Recent Advances in Studies on Cardiac Structure and Metabolism 10: 241-250
1975
ISSN/ISBN: 0363-5872 PMID: 174168 Document Number: 84939
Nicotinamide adenine dinucleotides (NAD, NADH2, NADP, and NADPH2) levels decrease in myocardial dog tissue after the ligature of the coronary artery branch.
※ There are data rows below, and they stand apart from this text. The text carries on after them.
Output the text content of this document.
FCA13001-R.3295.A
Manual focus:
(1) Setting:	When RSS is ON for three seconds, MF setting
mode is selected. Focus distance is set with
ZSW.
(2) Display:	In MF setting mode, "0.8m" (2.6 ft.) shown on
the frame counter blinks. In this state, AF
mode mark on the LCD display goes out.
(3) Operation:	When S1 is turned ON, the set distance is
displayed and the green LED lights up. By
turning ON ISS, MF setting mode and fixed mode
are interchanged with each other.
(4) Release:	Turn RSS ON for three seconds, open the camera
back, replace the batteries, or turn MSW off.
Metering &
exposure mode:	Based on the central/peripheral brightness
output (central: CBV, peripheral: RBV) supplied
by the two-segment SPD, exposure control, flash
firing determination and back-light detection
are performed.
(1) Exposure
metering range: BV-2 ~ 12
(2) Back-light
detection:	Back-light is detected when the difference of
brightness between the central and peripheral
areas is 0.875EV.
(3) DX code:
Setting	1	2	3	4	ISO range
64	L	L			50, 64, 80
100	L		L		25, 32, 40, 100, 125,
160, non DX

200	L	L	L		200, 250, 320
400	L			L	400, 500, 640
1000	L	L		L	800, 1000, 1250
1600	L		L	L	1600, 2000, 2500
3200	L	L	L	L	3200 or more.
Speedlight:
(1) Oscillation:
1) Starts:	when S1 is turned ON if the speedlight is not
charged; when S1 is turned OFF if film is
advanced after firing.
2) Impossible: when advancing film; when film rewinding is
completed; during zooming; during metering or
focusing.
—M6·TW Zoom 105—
The activity of a glycohydrolytic enzyme acting on NAD and releasing nicotinamide in an equivalent amount was of the same order of magnitude in infarcted tissue, irrespective of the time elapsed after the coronary artery occlusion, as it was in normal tissue. Most of the NAD contained in normal heart muscle was hydrolyzed as soon as the tissue was disrupted in a homogenizer, whereas no hydrolysis occurred when the whole fragment was incubated for 1 hour. The enzymatic activity was found mainly in a membranous fraction seperated at 17,000 x g by differential centrifugation. Acid phosphatase, K+ -activated phosphatase, and NA+-K+-ATPase specific activities were greater in this fraction. It is suggested that the structural disorganization of the heart elicited either in vitro or during the infarction process determines the conditions for a reaction between the enzyme which is localized in the membranes and the NAD which is mainly in the cytosol.